1. NewYork-Presbyterian Hospital and NYC Fire Department Team Up to Bring Stroke Care to Patients
The professionals are coming to you—on wheels. Columbia has joined with Weill Cornell Medicine and the New York City Fire Department to launch the Mobile Stroke Treatment Unit. This is the first emergency vehicle to hit East Coast streets equipped to provide medical care to someone possibly having a stroke. Stroke is a condition in which blood flow to the brain is blocked, and every second counts in minimizing damage to the brain. “This new mobile unit will allow us to treat patients faster, more effectively and with greater accuracy while outside of the hospital,” says Dr. Sean Lavine from Columbia’s Endovascular Neurosurgery Center.

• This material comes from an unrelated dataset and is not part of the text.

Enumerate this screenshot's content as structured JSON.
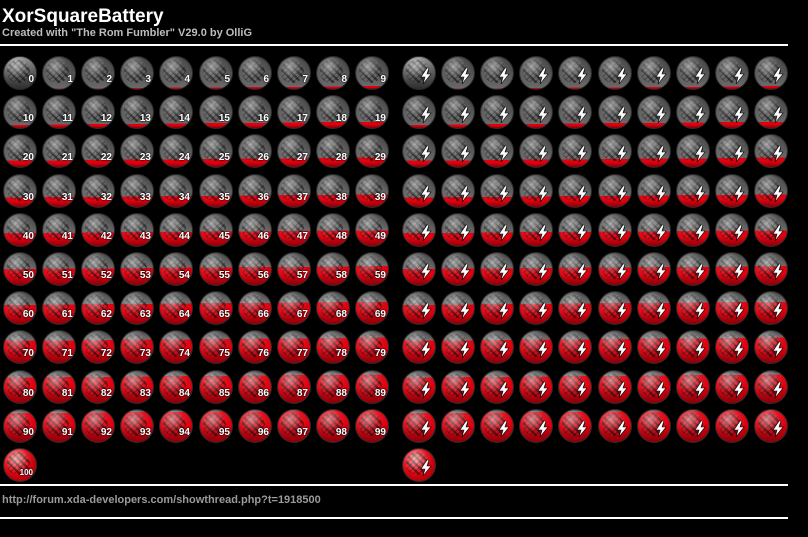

2. What Happens When a Neurosurgeon Needs a Neurosurgeon?
Brazilian neurosurgeon Jose Nasser found himself in an unusual position: He needed a neurosurgeon. The numbness on one side of Dr. Nasser’s face had turned out to be the warning sign of an acoustic neuroma, a rare tumor that develops near the nerve connecting the brain to the ear. But here’s where the story gets interesting. Dr. Nasser, having completed a fellowship at Columbia, remains a colleague—and close friend—with Dr. Michael B. Sisti, who happens to be an expert on acoustic neuromas.
3. SNS Honors Neurosurgeon Dr. E. Sander Connolly With Winn Prize
Dr. E. Sander Connolly’s dedication and determination as a neurosurgeon stood out to the Society of Neurological Surgeons, and he was awarded its highest scientific honor, the H. Richard Winn, M.D. Prize. The Winn Prize is given to a neurosurgeon who demonstrates outstanding, continuous commitment to research in the neurosciences. As part of the honor, Dr. Connolly gave a lecture and spoke about his commitment to researching how the brain repairs itself after a stroke.